My family never abused the fact that we could have jajangmyun for free any time we wanted and luckily never had too much jajangmyun there. Jajangmyeon is one of the dishes that I never want to get tired of, so I’m grateful that I started to enjoy it early but never had too much at my uncle’s.
- Some Koreans add red Korean pepper powder on Jjajangmyun.

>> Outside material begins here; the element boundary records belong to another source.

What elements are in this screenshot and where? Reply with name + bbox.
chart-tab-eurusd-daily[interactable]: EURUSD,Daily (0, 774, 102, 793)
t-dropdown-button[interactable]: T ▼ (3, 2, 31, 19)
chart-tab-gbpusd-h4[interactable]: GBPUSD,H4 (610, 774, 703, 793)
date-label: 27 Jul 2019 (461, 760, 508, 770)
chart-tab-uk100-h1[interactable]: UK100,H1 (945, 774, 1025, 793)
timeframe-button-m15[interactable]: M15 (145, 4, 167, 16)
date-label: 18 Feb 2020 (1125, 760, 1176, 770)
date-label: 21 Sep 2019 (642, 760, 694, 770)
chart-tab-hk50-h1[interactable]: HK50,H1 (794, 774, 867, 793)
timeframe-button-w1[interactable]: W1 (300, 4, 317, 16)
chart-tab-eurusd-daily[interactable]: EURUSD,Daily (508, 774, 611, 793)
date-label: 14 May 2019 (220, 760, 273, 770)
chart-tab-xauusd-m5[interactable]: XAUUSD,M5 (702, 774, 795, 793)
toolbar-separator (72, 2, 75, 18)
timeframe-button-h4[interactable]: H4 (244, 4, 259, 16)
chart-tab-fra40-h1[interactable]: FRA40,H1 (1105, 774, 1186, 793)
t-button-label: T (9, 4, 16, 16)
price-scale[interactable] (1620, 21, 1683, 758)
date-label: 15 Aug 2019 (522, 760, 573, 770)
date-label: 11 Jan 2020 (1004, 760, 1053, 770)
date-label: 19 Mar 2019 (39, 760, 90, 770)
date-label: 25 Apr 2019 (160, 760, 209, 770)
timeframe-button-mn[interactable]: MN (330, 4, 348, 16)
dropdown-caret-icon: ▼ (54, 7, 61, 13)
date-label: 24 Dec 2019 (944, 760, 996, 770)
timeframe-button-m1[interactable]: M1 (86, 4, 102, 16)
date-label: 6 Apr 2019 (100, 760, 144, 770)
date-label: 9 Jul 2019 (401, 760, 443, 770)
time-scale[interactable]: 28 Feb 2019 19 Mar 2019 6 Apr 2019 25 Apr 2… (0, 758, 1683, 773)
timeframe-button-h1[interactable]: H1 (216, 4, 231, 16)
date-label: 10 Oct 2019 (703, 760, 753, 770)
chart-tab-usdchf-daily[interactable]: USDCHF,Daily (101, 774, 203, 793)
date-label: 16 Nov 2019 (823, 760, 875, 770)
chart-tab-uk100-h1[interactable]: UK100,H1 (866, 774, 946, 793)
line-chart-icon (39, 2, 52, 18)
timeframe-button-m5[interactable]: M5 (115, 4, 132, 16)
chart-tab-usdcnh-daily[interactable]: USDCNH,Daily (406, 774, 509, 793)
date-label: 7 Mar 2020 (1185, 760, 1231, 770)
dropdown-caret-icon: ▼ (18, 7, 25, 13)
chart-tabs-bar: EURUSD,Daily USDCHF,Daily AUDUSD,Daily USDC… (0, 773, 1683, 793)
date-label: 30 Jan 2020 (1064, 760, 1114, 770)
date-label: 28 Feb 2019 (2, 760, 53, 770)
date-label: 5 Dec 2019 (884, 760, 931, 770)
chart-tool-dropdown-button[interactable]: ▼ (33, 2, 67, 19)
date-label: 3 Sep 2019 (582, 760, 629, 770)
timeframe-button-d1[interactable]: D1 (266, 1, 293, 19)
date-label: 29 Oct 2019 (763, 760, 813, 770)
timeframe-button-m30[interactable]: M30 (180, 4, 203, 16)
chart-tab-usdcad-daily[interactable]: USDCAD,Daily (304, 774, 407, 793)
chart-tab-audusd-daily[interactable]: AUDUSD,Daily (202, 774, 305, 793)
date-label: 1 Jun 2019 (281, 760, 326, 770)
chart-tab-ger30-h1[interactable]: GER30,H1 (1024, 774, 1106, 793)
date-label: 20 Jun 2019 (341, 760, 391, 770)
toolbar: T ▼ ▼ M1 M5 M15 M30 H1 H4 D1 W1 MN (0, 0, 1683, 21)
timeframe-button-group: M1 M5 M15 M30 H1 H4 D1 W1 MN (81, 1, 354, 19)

Jajangmyun (짜장면, also spelled Jajangmyeon, jjajangmyeon or jjajangmyun) is a Korean noodle dish topped with thick black sauce made of black soybean paste, chunjang. It’s believed that the dish, derived from Chinese dish zhajiang mian, was first introduced to Koreans in the late 19th century in Incheon, one of the main port cities of S. Korea. It became very popular among Koreans especially after the Korean War because it’s very easy to make and yet it’s tasty - it was people’s food. Even though jajangmyun originated from a Chinese dish, it took on its own identity, developing its own taste, especially in the sauce. Oh, it’s slightly less greasy, at least, to me.
After 50-minute jogging, I had instant jjajangmyun for dinner last night. As much as I love to have it in an authentic Korean style Chinese restaurant, I just don’t have a lot of opportunities. It’s mainly because I haven’t found a great restaurant, junggukjip in Koreatown, Los Angeles yet.
I usually satisfy my urge with semi-instant jajangmyeon, jjapageti or jjajjaroni. Instant jajangmyeon is less healthy and less tasty, but if you want quick and easy-to-make one, these are the ones that you want to try. Out of those two, jjapageti is generally preferred.
There is a couple of - kind of major - drawbacks about instant jajangmyeon. One, this small jajangmyeon package has about 500 calories, and two, even with such high calories, it doesn’t have a lot of nutrients. To me, it’s almost categorized as a comfort food.
When I have this instant jajangmyun, I do one of these two things not to feel guilty about it. Either I run or jog at least 30 minutes before I eat this, or I have lots of vegetables before having jjajangmyeon. Of course, all these rules are not followed when I have real jjagjangmyun in a good Chinese restaurant.